14. Il résulte de tout ce qui précède que les conclusions à fin d’annulation présentées par Mme A doivent être rejetées ainsi que, par voie de conséquence, ses conclusions aux fins d’injonction et d’astreinte et celles présentées sur le fondement de l’article 37 de la loi du 10 juillet 1991 relative à l’aide juridictionnelle.
D E C I D E :
Article 1er : Il n’y a plus lieu de statuer sur la demande d’aide juridictionnelle à titre provisoire de Mme A.

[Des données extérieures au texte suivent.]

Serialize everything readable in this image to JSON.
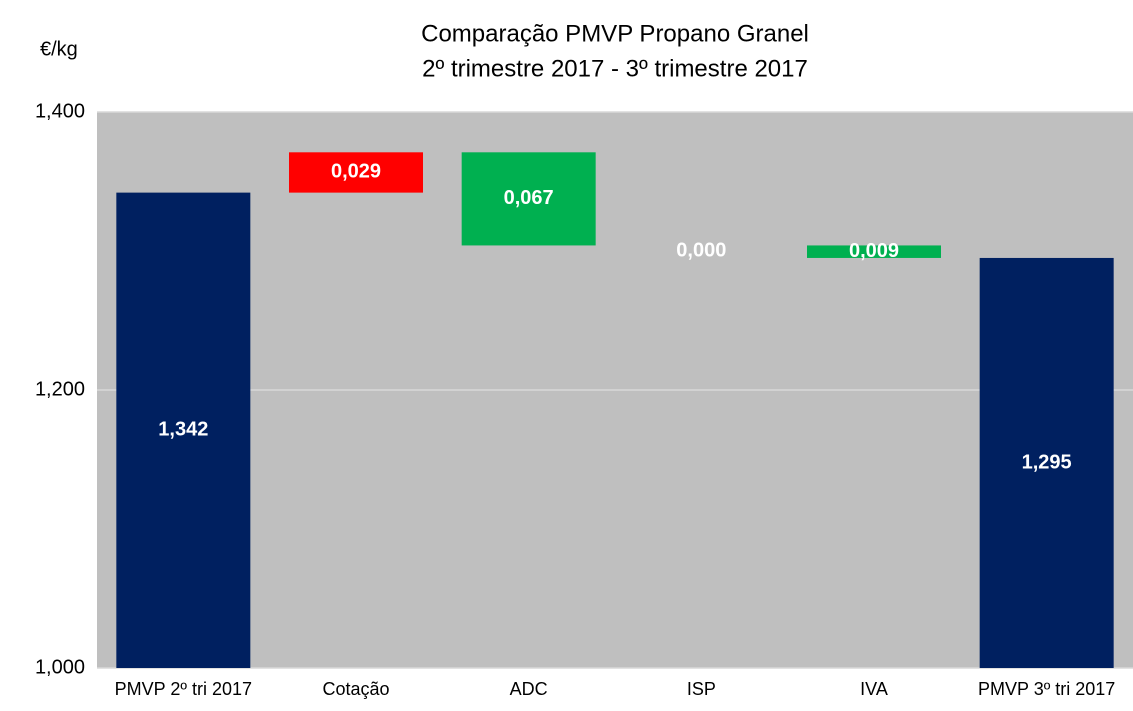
{
  "chart_data": {
    "type": "waterfall",
    "title": "Comparação PMVP Propano Granel",
    "subtitle": "2º trimestre 2017 - 3º trimestre 2017",
    "y_label": "€/kg",
    "categories": [
      "PMVP 2º tri 2017",
      "Cotação",
      "ADC",
      "ISP",
      "IVA",
      "PMVP 3º tri 2017"
    ],
    "values": [
      1.342,
      0.029,
      -0.067,
      0.0,
      -0.009,
      1.295
    ],
    "value_labels": [
      "1,342",
      "0,029",
      "0,067",
      "0,000",
      "0,009",
      "1,295"
    ],
    "colors": [
      "#002060",
      "#ff0000",
      "#00b050",
      "#00b050",
      "#00b050",
      "#002060"
    ],
    "ylim": [
      1.0,
      1.4
    ],
    "yticks": [
      {
        "value": 1.0,
        "label": "1,000"
      },
      {
        "value": 1.2,
        "label": "1,200"
      },
      {
        "value": 1.4,
        "label": "1,400"
      }
    ],
    "grid": true
  }
}
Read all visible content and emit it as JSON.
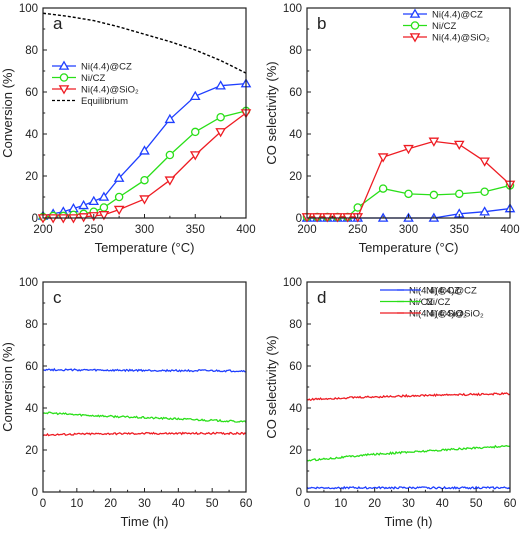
{
  "colors": {
    "blue": "#1f3fff",
    "green": "#2adf19",
    "red": "#ee1c23",
    "black": "#000000"
  },
  "chart_data": [
    {
      "panel": "a",
      "type": "line",
      "xlabel": "Temperature (°C)",
      "ylabel": "Conversion (%)",
      "xlim": [
        200,
        400
      ],
      "ylim": [
        0,
        100
      ],
      "xticks": [
        "200",
        "250",
        "300",
        "350",
        "400"
      ],
      "yticks": [
        "0",
        "20",
        "40",
        "60",
        "80",
        "100"
      ],
      "legend": "center-left",
      "series": [
        {
          "name": "Ni(4.4)@CZ",
          "color": "#1f3fff",
          "marker": "triangle-up",
          "x": [
            200,
            210,
            220,
            230,
            240,
            250,
            260,
            275,
            300,
            325,
            350,
            375,
            400
          ],
          "y": [
            1,
            2,
            3,
            4.5,
            6,
            8,
            10,
            19,
            32,
            47,
            58,
            63,
            64
          ]
        },
        {
          "name": "Ni/CZ",
          "color": "#2adf19",
          "marker": "circle",
          "x": [
            200,
            210,
            220,
            230,
            240,
            250,
            260,
            275,
            300,
            325,
            350,
            375,
            400
          ],
          "y": [
            0.5,
            1,
            1,
            1.5,
            2,
            3,
            5,
            10,
            18,
            30,
            41,
            48,
            51
          ]
        },
        {
          "name": "Ni(4.4)@SiO₂",
          "color": "#ee1c23",
          "marker": "triangle-down",
          "x": [
            200,
            210,
            220,
            230,
            240,
            250,
            260,
            275,
            300,
            325,
            350,
            375,
            400
          ],
          "y": [
            0,
            0,
            0,
            0,
            0.5,
            1,
            1.5,
            4,
            9,
            18,
            30,
            41,
            50
          ]
        },
        {
          "name": "Equilibrium",
          "color": "#000000",
          "marker": "none",
          "dashed": true,
          "x": [
            200,
            225,
            250,
            275,
            300,
            325,
            350,
            375,
            400
          ],
          "y": [
            97.5,
            96,
            94,
            91,
            87.5,
            84,
            80,
            75,
            69
          ]
        }
      ]
    },
    {
      "panel": "b",
      "type": "line",
      "xlabel": "Temperature (°C)",
      "ylabel": "CO selectivity (%)",
      "xlim": [
        200,
        400
      ],
      "ylim": [
        0,
        100
      ],
      "xticks": [
        "200",
        "250",
        "300",
        "350",
        "400"
      ],
      "yticks": [
        "0",
        "20",
        "40",
        "60",
        "80",
        "100"
      ],
      "legend": "top-right",
      "series": [
        {
          "name": "Ni(4.4)@CZ",
          "color": "#1f3fff",
          "marker": "triangle-up",
          "x": [
            200,
            210,
            220,
            230,
            240,
            250,
            275,
            300,
            325,
            350,
            375,
            400
          ],
          "y": [
            0,
            0,
            0,
            0,
            0,
            0,
            0,
            0,
            0,
            2,
            3,
            4.5
          ]
        },
        {
          "name": "Ni/CZ",
          "color": "#2adf19",
          "marker": "circle",
          "x": [
            200,
            210,
            220,
            230,
            240,
            250,
            275,
            300,
            325,
            350,
            375,
            400
          ],
          "y": [
            0.5,
            0.5,
            0.5,
            0.5,
            0.5,
            5,
            14,
            11.5,
            11,
            11.5,
            12.5,
            15.5
          ]
        },
        {
          "name": "Ni(4.4)@SiO₂",
          "color": "#ee1c23",
          "marker": "triangle-down",
          "x": [
            200,
            210,
            220,
            230,
            240,
            250,
            275,
            300,
            325,
            350,
            375,
            400
          ],
          "y": [
            0.5,
            0.5,
            0.5,
            0.5,
            0.5,
            0.5,
            29,
            33,
            36.5,
            35,
            27,
            16
          ]
        }
      ]
    },
    {
      "panel": "c",
      "type": "line",
      "xlabel": "Time (h)",
      "ylabel": "Conversion (%)",
      "xlim": [
        0,
        60
      ],
      "ylim": [
        0,
        100
      ],
      "xticks": [
        "0",
        "10",
        "20",
        "30",
        "40",
        "50",
        "60"
      ],
      "yticks": [
        "0",
        "20",
        "40",
        "60",
        "80",
        "100"
      ],
      "legend": "top-right",
      "noisy": true,
      "series": [
        {
          "name": "Ni(4.4)@CZ",
          "color": "#1f3fff",
          "x": [
            0,
            10,
            20,
            30,
            40,
            50,
            60
          ],
          "y": [
            58.3,
            58.1,
            57.9,
            57.9,
            57.8,
            57.7,
            57.6
          ]
        },
        {
          "name": "Ni/CZ",
          "color": "#2adf19",
          "x": [
            0,
            10,
            20,
            30,
            40,
            50,
            60
          ],
          "y": [
            37.8,
            36.8,
            36,
            35.4,
            34.8,
            34.1,
            33.4
          ]
        },
        {
          "name": "Ni(4.4)@SiO₂",
          "color": "#ee1c23",
          "x": [
            0,
            10,
            20,
            30,
            40,
            50,
            60
          ],
          "y": [
            27.2,
            27.6,
            27.8,
            27.9,
            27.9,
            27.9,
            27.9
          ]
        }
      ]
    },
    {
      "panel": "d",
      "type": "line",
      "xlabel": "Time (h)",
      "ylabel": "CO selectivity (%)",
      "xlim": [
        0,
        60
      ],
      "ylim": [
        0,
        100
      ],
      "xticks": [
        "0",
        "10",
        "20",
        "30",
        "40",
        "50",
        "60"
      ],
      "yticks": [
        "0",
        "20",
        "40",
        "60",
        "80",
        "100"
      ],
      "legend": "top-right",
      "noisy": true,
      "series": [
        {
          "name": "Ni(4.4)@CZ",
          "color": "#1f3fff",
          "x": [
            0,
            10,
            20,
            30,
            40,
            50,
            60
          ],
          "y": [
            2,
            2,
            2,
            2,
            2,
            2,
            2
          ]
        },
        {
          "name": "Ni/CZ",
          "color": "#2adf19",
          "x": [
            0,
            10,
            20,
            30,
            40,
            50,
            60
          ],
          "y": [
            15,
            16.5,
            18,
            19,
            20,
            21,
            22
          ]
        },
        {
          "name": "Ni(4.4)@SiO₂",
          "color": "#ee1c23",
          "x": [
            0,
            10,
            20,
            30,
            40,
            50,
            60
          ],
          "y": [
            44,
            44.8,
            45.3,
            45.8,
            46.2,
            46.5,
            46.8
          ]
        }
      ]
    }
  ]
}
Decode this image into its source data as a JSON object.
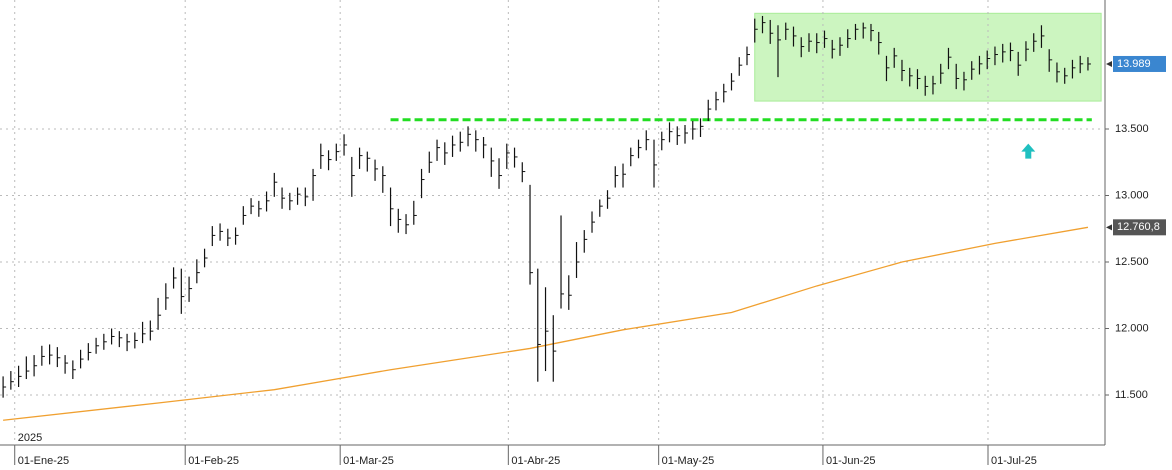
{
  "chart_data": {
    "type": "ohlc",
    "bar_color": "#111111",
    "xlim": [
      -0.4,
      142.2
    ],
    "ylim": [
      11124,
      14470
    ],
    "grid": true,
    "year_label": "2025",
    "xticks": [
      {
        "value": 1.5,
        "label": "01-Ene-25"
      },
      {
        "value": 23.5,
        "label": "01-Feb-25"
      },
      {
        "value": 43.5,
        "label": "01-Mar-25"
      },
      {
        "value": 65.2,
        "label": "01-Abr-25"
      },
      {
        "value": 84.6,
        "label": "01-May-25"
      },
      {
        "value": 105.8,
        "label": "01-Jun-25"
      },
      {
        "value": 127.1,
        "label": "01-Jul-25"
      }
    ],
    "yticks": [
      {
        "value": 11500,
        "label": "11.500"
      },
      {
        "value": 12000,
        "label": "12.000"
      },
      {
        "value": 12500,
        "label": "12.500"
      },
      {
        "value": 13000,
        "label": "13.000"
      },
      {
        "value": 13500,
        "label": "13.500"
      }
    ],
    "high": [
      11640,
      11680,
      11720,
      11790,
      11800,
      11870,
      11880,
      11860,
      11800,
      11760,
      11840,
      11890,
      11930,
      11960,
      12000,
      11980,
      11960,
      11970,
      12050,
      12060,
      12230,
      12340,
      12460,
      12450,
      12390,
      12520,
      12600,
      12770,
      12790,
      12750,
      12760,
      12920,
      12980,
      12960,
      13030,
      13170,
      13060,
      13020,
      13060,
      13060,
      13200,
      13390,
      13340,
      13390,
      13460,
      13290,
      13360,
      13330,
      13270,
      13220,
      13060,
      12900,
      12860,
      12960,
      13200,
      13330,
      13420,
      13400,
      13450,
      13480,
      13520,
      13490,
      13440,
      13360,
      13280,
      13390,
      13360,
      13250,
      13080,
      12450,
      12310,
      12100,
      12850,
      12400,
      12650,
      12740,
      12880,
      12970,
      13040,
      13220,
      13240,
      13360,
      13420,
      13490,
      13420,
      13480,
      13550,
      13520,
      13530,
      13560,
      13580,
      13720,
      13780,
      13840,
      13920,
      14040,
      14120,
      14330,
      14350,
      14320,
      14280,
      14300,
      14270,
      14190,
      14220,
      14220,
      14240,
      14170,
      14190,
      14250,
      14290,
      14300,
      14290,
      14230,
      14050,
      14110,
      14020,
      13960,
      13950,
      13900,
      13900,
      13990,
      14110,
      13990,
      13930,
      14010,
      14050,
      14090,
      14120,
      14140,
      14150,
      14080,
      14160,
      14220,
      14280,
      14100,
      14000,
      13960,
      14020,
      14050,
      14040
    ],
    "low": [
      11480,
      11540,
      11560,
      11620,
      11640,
      11720,
      11730,
      11710,
      11660,
      11620,
      11700,
      11760,
      11810,
      11840,
      11880,
      11860,
      11830,
      11850,
      11890,
      11910,
      11990,
      12140,
      12300,
      12110,
      12200,
      12340,
      12460,
      12620,
      12660,
      12620,
      12630,
      12780,
      12860,
      12840,
      12880,
      12990,
      12900,
      12890,
      12930,
      12920,
      12960,
      13200,
      13190,
      13260,
      13300,
      12990,
      13200,
      13180,
      13110,
      13020,
      12770,
      12720,
      12710,
      12780,
      12980,
      13170,
      13260,
      13230,
      13290,
      13330,
      13370,
      13330,
      13280,
      13140,
      13050,
      13200,
      13210,
      13100,
      12330,
      11600,
      11680,
      11600,
      12150,
      12140,
      12380,
      12570,
      12720,
      12840,
      12900,
      13060,
      13060,
      13220,
      13280,
      13340,
      13060,
      13340,
      13400,
      13380,
      13390,
      13420,
      13440,
      13560,
      13640,
      13700,
      13790,
      13900,
      13980,
      14150,
      14220,
      14140,
      13890,
      14170,
      14120,
      14040,
      14080,
      14070,
      14110,
      14030,
      14050,
      14110,
      14170,
      14180,
      14160,
      14060,
      13860,
      13960,
      13860,
      13820,
      13800,
      13750,
      13760,
      13840,
      13950,
      13800,
      13790,
      13870,
      13910,
      13950,
      13980,
      14000,
      14010,
      13900,
      14010,
      14080,
      14110,
      13930,
      13850,
      13840,
      13880,
      13920,
      13940
    ],
    "close": [
      11560,
      11600,
      11640,
      11680,
      11720,
      11790,
      11800,
      11780,
      11740,
      11690,
      11770,
      11820,
      11870,
      11900,
      11940,
      11930,
      11900,
      11910,
      11960,
      11980,
      12100,
      12230,
      12380,
      12240,
      12300,
      12420,
      12530,
      12700,
      12730,
      12680,
      12700,
      12850,
      12920,
      12900,
      12960,
      13100,
      12980,
      12960,
      13010,
      12990,
      13150,
      13300,
      13270,
      13330,
      13380,
      13150,
      13300,
      13280,
      13200,
      13150,
      12900,
      12820,
      12780,
      12850,
      13120,
      13250,
      13360,
      13320,
      13380,
      13400,
      13460,
      13420,
      13380,
      13260,
      13150,
      13320,
      13290,
      13180,
      12420,
      11880,
      11980,
      11830,
      12260,
      12250,
      12500,
      12670,
      12800,
      12920,
      12980,
      13150,
      13160,
      13300,
      13360,
      13420,
      13230,
      13420,
      13480,
      13450,
      13470,
      13500,
      13520,
      13650,
      13720,
      13780,
      13860,
      13980,
      14060,
      14250,
      14300,
      14220,
      14170,
      14250,
      14200,
      14120,
      14160,
      14150,
      14180,
      14100,
      14130,
      14180,
      14250,
      14260,
      14240,
      14150,
      13960,
      14050,
      13940,
      13900,
      13880,
      13820,
      13840,
      13920,
      14040,
      13880,
      13870,
      13950,
      13990,
      14030,
      14060,
      14080,
      14090,
      13980,
      14100,
      14160,
      14200,
      14020,
      13930,
      13900,
      13960,
      13990,
      13989
    ],
    "moving_average": {
      "color": "#f0a030",
      "x": [
        0,
        20,
        35,
        50,
        68,
        80,
        94,
        105,
        116,
        128,
        140
      ],
      "values": [
        11310,
        11440,
        11540,
        11690,
        11850,
        11990,
        12120,
        12320,
        12500,
        12640,
        12760.8
      ]
    },
    "price_labels": [
      {
        "value": 13989,
        "label": "13.989",
        "color": "#3a86d0"
      },
      {
        "value": 12760.8,
        "label": "12.760,8",
        "color": "#555555"
      }
    ],
    "support_line": {
      "value": 13570,
      "xlim": [
        50,
        140.5
      ],
      "color": "#22dd22"
    },
    "range_box": {
      "xlim": [
        97,
        141.7
      ],
      "ylim": [
        13710,
        14370
      ],
      "color": "#ccf5c0"
    },
    "arrow": {
      "x": 132.3,
      "value": 13330,
      "color": "#20c0c0"
    }
  }
}
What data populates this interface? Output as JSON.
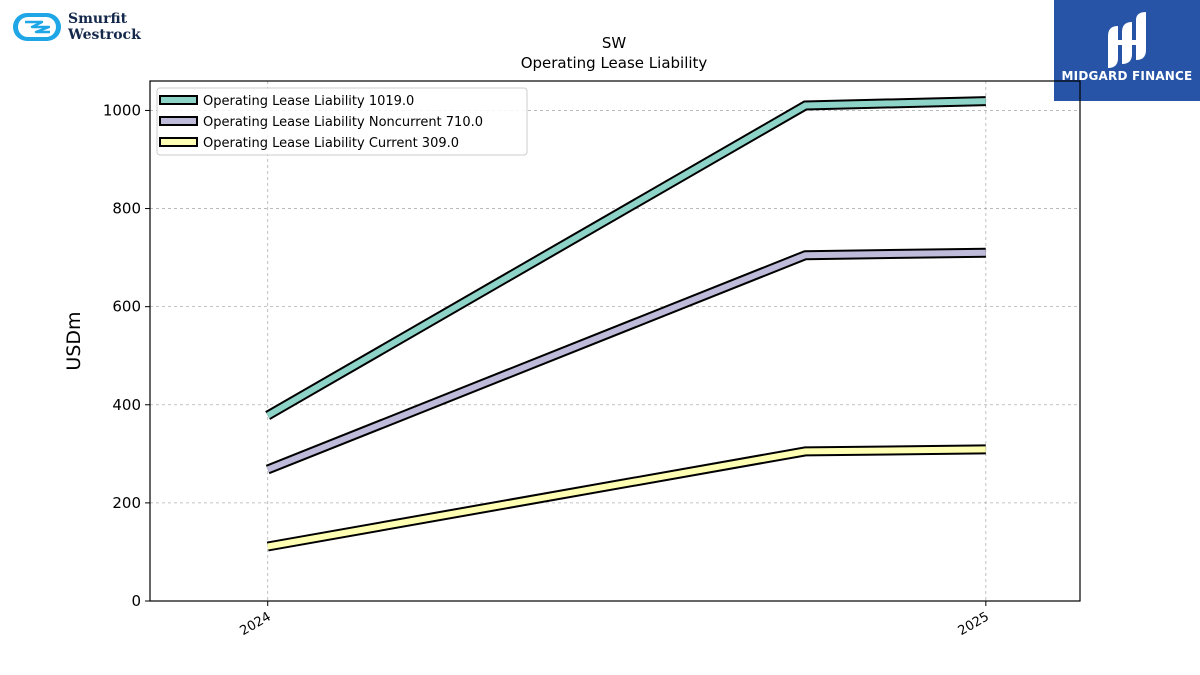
{
  "logos": {
    "left": {
      "line1": "Smurfit",
      "line2": "Westrock",
      "icon": "smurfit-westrock-logo-icon",
      "color": "#1fa6e6"
    },
    "right": {
      "name": "MIDGARD FINANCE",
      "icon": "midgard-finance-logo-icon",
      "background": "#2754a6"
    }
  },
  "chart_data": {
    "type": "line",
    "title": "SW",
    "subtitle": "Operating Lease Liability",
    "ylabel": "USDm",
    "xlabel": "",
    "ylim": [
      0,
      1060
    ],
    "yticks": [
      0,
      200,
      400,
      600,
      800,
      1000
    ],
    "xlim": [
      "2023-11-02",
      "2025-02-18"
    ],
    "xticks": [
      {
        "date": "2024-01-01",
        "label": "2024"
      },
      {
        "date": "2025-01-01",
        "label": "2025"
      }
    ],
    "grid": true,
    "legend_position": "top-left",
    "x": [
      "2024-01-01",
      "2024-10-01",
      "2025-01-01"
    ],
    "series": [
      {
        "name": "Operating Lease Liability",
        "legend": "Operating Lease Liability  1019.0",
        "color": "#8dd3c7",
        "values": [
          378,
          1010,
          1019
        ]
      },
      {
        "name": "Operating Lease Liability Noncurrent",
        "legend": "Operating Lease Liability Noncurrent  710.0",
        "color": "#bebada",
        "values": [
          268,
          705,
          710
        ]
      },
      {
        "name": "Operating Lease Liability Current",
        "legend": "Operating Lease Liability Current  309.0",
        "color": "#ffffb3",
        "values": [
          111,
          305,
          309
        ]
      }
    ]
  }
}
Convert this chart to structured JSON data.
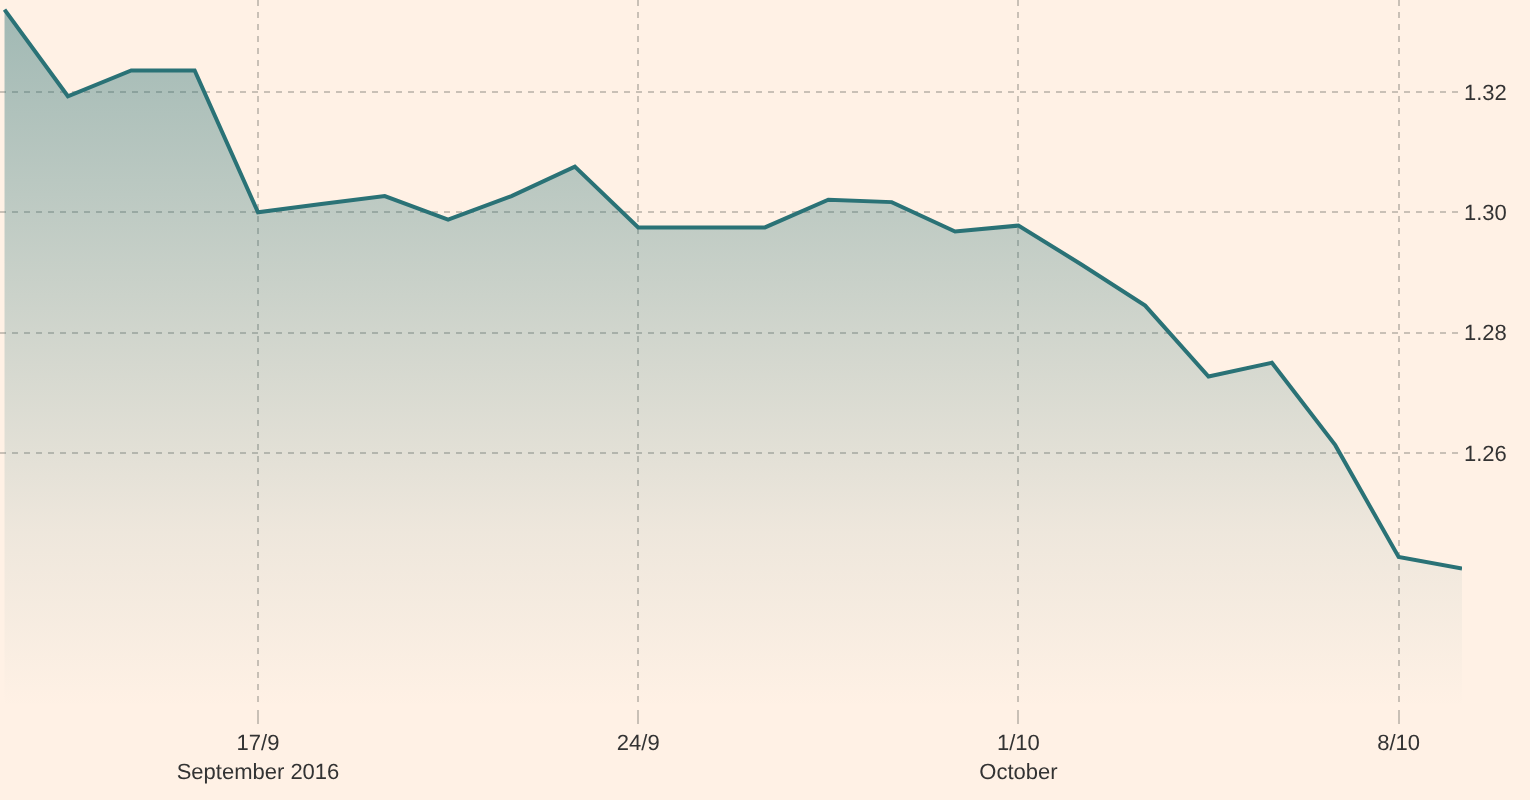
{
  "chart_data": {
    "type": "area",
    "x": [
      "2016-09-12T08:00",
      "2016-09-13T12:00",
      "2016-09-14T16:00",
      "2016-09-15T20:00",
      "2016-09-17T00:00",
      "2016-09-18T04:00",
      "2016-09-19T08:00",
      "2016-09-20T12:00",
      "2016-09-21T16:00",
      "2016-09-22T20:00",
      "2016-09-24T00:00",
      "2016-09-25T04:00",
      "2016-09-26T08:00",
      "2016-09-27T12:00",
      "2016-09-28T16:00",
      "2016-09-29T20:00",
      "2016-10-01T00:00",
      "2016-10-02T04:00",
      "2016-10-03T08:00",
      "2016-10-04T12:00",
      "2016-10-05T16:00",
      "2016-10-06T20:00",
      "2016-10-08T00:00",
      "2016-10-09T04:00"
    ],
    "series": [
      {
        "color": "#2a7276",
        "values": [
          1.3337,
          1.3193,
          1.3236,
          1.3236,
          1.3,
          1.3014,
          1.3027,
          1.2988,
          1.3027,
          1.3076,
          1.2975,
          1.2975,
          1.2975,
          1.3021,
          1.3017,
          1.2968,
          1.2978,
          1.2913,
          1.2845,
          1.2727,
          1.275,
          1.2613,
          1.2427,
          1.2408
        ]
      }
    ],
    "xlim": [
      "2016-09-12T06:00",
      "2016-10-09T04:00"
    ],
    "xticks": [
      {
        "value": "2016-09-17",
        "label": "17/9\nSeptember 2016"
      },
      {
        "value": "2016-09-24",
        "label": "24/9"
      },
      {
        "value": "2016-10-01",
        "label": "1/10\nOctober"
      },
      {
        "value": "2016-10-08",
        "label": "8/10"
      }
    ],
    "ylim": [
      1.2176,
      1.3353
    ],
    "yticks": [
      {
        "value": 1.26,
        "label": "1.26"
      },
      {
        "value": 1.28,
        "label": "1.28"
      },
      {
        "value": 1.3,
        "label": "1.30"
      },
      {
        "value": 1.32,
        "label": "1.32"
      }
    ],
    "grid": true,
    "line_style": "solid",
    "marker": "none"
  }
}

Article 2 : Les autres conclusions de la requête de Mme A sont rejetées.
Article 3 : Le présent jugement sera notifié à Mme B A, au préfet de police et à Me Alessandrini .
Délibéré après l’audience du 4 mars 2025, à laquelle siégeaient :
— Mme Topin, présidente-rapporteure ;
— Mme Perrin, première conseillère ;
— Mme Benhamou, conseillère.
Rendu public par mise à disposition au greffe le 19 mars 2025.
La présidente-rapporteure,
Signé
E. Topin
L’assesseure la plus ancienne,
Signé
A. Perrin
La greffière,
Signé
N. Dupouy
La République mande et ordonne au préfet de police en ce qui le concerne ou à tous commissaires de justice à ce requis en ce qui concerne les voies de droit commun contre les parties privées, de pourvoir à l’exécution de la présente décision.